RESEARCH has shown that the transition from primary to secondary school is one of the points at which girls in Tanzania are most likely to drop out of school. A major factor is the change in the language of instruction from Swahili to English.
To address this, Camfed has developed an e-reader literacy programme supported by HDIF and in partnership with World-reader, training English teachers and young women in Camfed’s CAMA alumnae network (Learner Guides), in the use of the technology.
English teachers and Learner Guides then lead students in Forms 1 and 2 through a literacy programme, introducing them to English in a fun and interesting way.
So far 25 schools have benefited from the initiative in Iringa District, with more than 4,500 students reached over two years. For the most marginalised girls, this support is bolstered by a responsive bursary package, which provides girls with the essential materials they need to access and progress through school.
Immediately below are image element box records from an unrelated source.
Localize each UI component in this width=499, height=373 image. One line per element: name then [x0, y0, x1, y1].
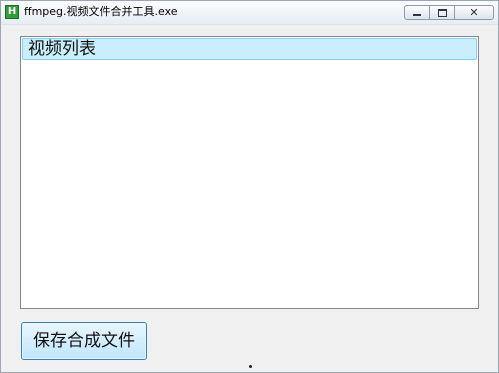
window-controls: ✕ — [404, 5, 494, 21]
video-list-header[interactable]: 视频列表 — [22, 38, 477, 60]
close-button[interactable]: ✕ — [454, 5, 494, 20]
maximize-icon — [438, 9, 447, 17]
minimize-icon — [413, 14, 421, 16]
video-list-header-label: 视频列表 — [28, 39, 96, 59]
save-merged-file-button[interactable]: 保存合成文件 — [21, 322, 147, 360]
app-window: H ffmpeg.视频文件合并工具.exe ✕ 视频列表 保存合成文件 — [0, 0, 499, 373]
title-bar[interactable]: H ffmpeg.视频文件合并工具.exe ✕ — [1, 1, 498, 25]
window-title: ffmpeg.视频文件合并工具.exe — [24, 5, 178, 18]
resize-grip — [249, 365, 252, 368]
minimize-button[interactable] — [404, 5, 430, 20]
client-area: 视频列表 保存合成文件 — [5, 29, 494, 368]
app-icon[interactable]: H — [5, 5, 19, 19]
video-list[interactable]: 视频列表 — [20, 36, 479, 309]
close-icon: ✕ — [469, 6, 479, 19]
maximize-button[interactable] — [429, 5, 455, 20]
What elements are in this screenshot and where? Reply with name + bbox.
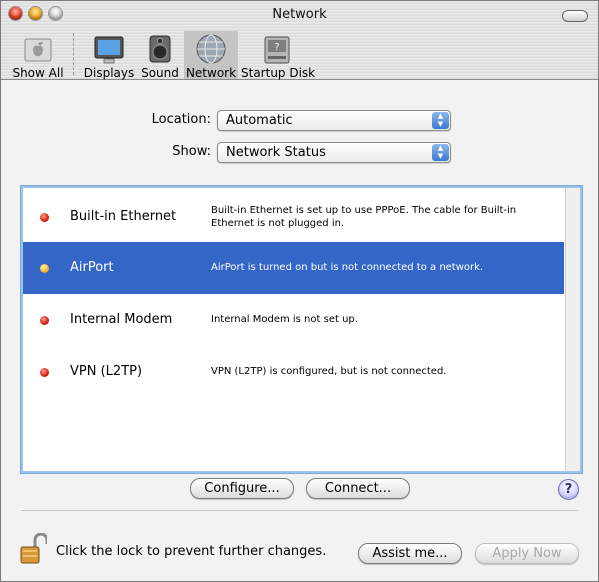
divider (21, 510, 578, 511)
status-yellow-icon (40, 264, 49, 273)
disk-icon: ? (264, 36, 290, 64)
location-value: Automatic (226, 113, 293, 128)
service-description: VPN (L2TP) is configured, but is not con… (211, 366, 447, 377)
toolbar-label: Displays (83, 66, 135, 80)
toolbar-displays[interactable]: Displays (83, 31, 135, 80)
list-item-airport[interactable]: AirPort AirPort is turned on but is not … (23, 242, 564, 294)
service-name: VPN (L2TP) (70, 364, 143, 379)
titlebar: Network Show All Displays Sound Network … (1, 1, 598, 80)
lock-label: Click the lock to prevent further change… (56, 544, 327, 559)
network-globe-icon (196, 34, 226, 64)
help-button[interactable]: ? (558, 479, 579, 500)
show-popup[interactable]: Network Status ▲ ▼ (217, 142, 451, 163)
network-preferences-window: Network Show All Displays Sound Network … (0, 0, 599, 582)
toolbar-label: Sound (141, 66, 179, 80)
toolbar-show-all[interactable]: Show All (9, 31, 67, 80)
location-label: Location: (151, 112, 211, 127)
service-description: Built-in Ethernet is set up to use PPPoE… (211, 205, 517, 229)
toolbar-network[interactable]: Network (184, 31, 238, 80)
connect-button[interactable]: Connect... (306, 478, 410, 499)
popup-arrows-icon: ▲ ▼ (432, 112, 449, 129)
toolbar-label: Network (185, 66, 237, 80)
speaker-icon (149, 35, 171, 63)
display-icon (94, 36, 124, 64)
service-name: Internal Modem (70, 312, 173, 327)
service-name: AirPort (70, 260, 114, 275)
toolbar-label: Show All (12, 66, 64, 80)
list-item-internal-modem[interactable]: Internal Modem Internal Modem is not set… (23, 294, 564, 346)
list-scrollbar[interactable] (565, 188, 580, 471)
apple-icon (24, 38, 52, 62)
service-name: Built-in Ethernet (70, 209, 177, 224)
toolbar-separator (73, 33, 74, 75)
configure-button[interactable]: Configure... (190, 478, 294, 499)
window-title: Network (272, 7, 327, 22)
popup-arrows-icon: ▲ ▼ (432, 144, 449, 161)
list-item-vpn-l2tp[interactable]: VPN (L2TP) VPN (L2TP) is configured, but… (23, 346, 564, 398)
svg-text:?: ? (274, 42, 279, 53)
toolbar-label: Startup Disk (241, 66, 316, 80)
network-status-list[interactable]: Built-in Ethernet Built-in Ethernet is s… (21, 186, 582, 473)
location-popup[interactable]: Automatic ▲ ▼ (217, 110, 451, 131)
status-red-icon (40, 213, 49, 222)
toolbar-sound[interactable]: Sound (139, 31, 181, 80)
status-red-icon (40, 316, 49, 325)
toolbar-toggle-button[interactable] (562, 10, 588, 22)
list-item-built-in-ethernet[interactable]: Built-in Ethernet Built-in Ethernet is s… (23, 190, 564, 242)
service-description: AirPort is turned on but is not connecte… (211, 262, 484, 273)
assist-me-button[interactable]: Assist me... (358, 543, 462, 564)
status-red-icon (40, 368, 49, 377)
lock-icon[interactable] (19, 533, 47, 565)
show-label: Show: (172, 144, 211, 159)
apply-now-button[interactable]: Apply Now (475, 543, 579, 564)
toolbar-startup-disk[interactable]: ? Startup Disk (241, 31, 316, 80)
service-description: Internal Modem is not set up. (211, 314, 358, 325)
show-value: Network Status (226, 145, 326, 160)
In addition, students receive vital psychosocial support through trained Teacher Mentors.
At every Camfed partner school in Tanzania there are at least two Learner Guides, young women in the CAMA network who have overcome huge challenges to go to school, study and succeed, and who return to local schools as volunteer mentors and role models, guiding students through a life skills curriculum programme called My Better World.
“Girls and young women are at the heart of the Camfed programme,” says Lydia Wilbard, National Director, Camfed Tanzania.
“We focus on the extraordinary potential that is unlocked through the girls’ education.Our mission is to multiply educational opportunities for girls and empower young women. We aim to reach the most marginalized girls, as this is where education has transformative potential. We are driven by the principle that the experience of the poorest, most marginalised girl is an important barometer for the education system, and for society at large. Girls’ education therefore is the entry point for widespread systemic change.”
By all accounts, the use of e-reader technology in the classroom is especially empowering for girls. The English literacy programme puts girls and boys on an equal footing in terms of access to technology and helps build their confidence through whole school literacy events, such as debates.
Feedback from programme evaluations suggests that previously girls were often too timid to stand up in class and lacked a strong command of English. Now, many girls feel that they are able to confidently participate in the learning process, including in extracurricular activities such as morning speeches.
One such example is Jamaida, a 15-year-old Form 2 student from Iringa District who is currently enrolled on the programme. When asked about it, Jamaida said, “The programme has helped me learn English and enjoy learning.”
With a noticeable improvement in her English comprehension skills, Jamaida is expected to perform well in her Form 2 exams. Recently, Jamaida participated at the inter-school debates where she won an award in the zonal competition.
Inspired by her English teacher, she is intent on pursuing a career in teaching and is working hard towards her goal. And it is not just the students who are positively affected by the programme, it has benefits for the teachers too, as one teacher from Iringa explained, “For sure e-readers have changed my perspective towards my profession. I have come to believe that success is not a reward but a consequence. In one year of implementation of the programme so many benefits can be cherished pertaining to my profession and my life in general. It has also simplified my work teaching because as students read many books they raise their language competency, hence their easy understanding of the subject.”
Using e-readers is thus positively impacting upon girls’ language abilities, re ducing the learning gap and helping to create an environment in which both girls and boys can participate equally in the learning process.
Research shows how much easier and more enjoyable developing literacy skills has become for students across the programme. Exposing them to technology at a young age is opening up doors of possibility, helping them develop goals and ambitions for the future.
For the Learner Guides facilitating students’ use of the technology, the programme has also been an empowering experience. It has enabled them to earn the respect of their families and communities and presenting new opportunities for them to realise their potential.
Camfed is an international non-profit organization tackling poverty and inequality by supporting girls to go to school and succeed, and empowering young women to step up as leaders of change.
Camfed invests in girls and women in the poorest rural communities in sub-Saharan Africa, where girls face acute disadvantage, and where their education has transformative potential.
Camfed not only supports girls and young women through school, but also on to new lives as entrepreneurs and community leaders. To complete the “virtuous cycle,” and create sustainable change, graduating students become Camfed Association alumnae, many of whom return to school to train and mentor new generations of students.
Since 1993, Camfed’s innovative community-led education programmes have directly supported more than 1.8 million children to go to school in Malawi, Zimbabwe, Zambia, Ghana, and Tanzania at more than 5,300 partner schools.
In 2014, Camfed was recognized by the OECD for best practice in taking development innovation to scale. In late 2014, Camfed made an historic commitment to support one million adolescent girls in rural Africa through secondary school by 2020 – a truly transformational pledge. Millions more children will benefit as a result.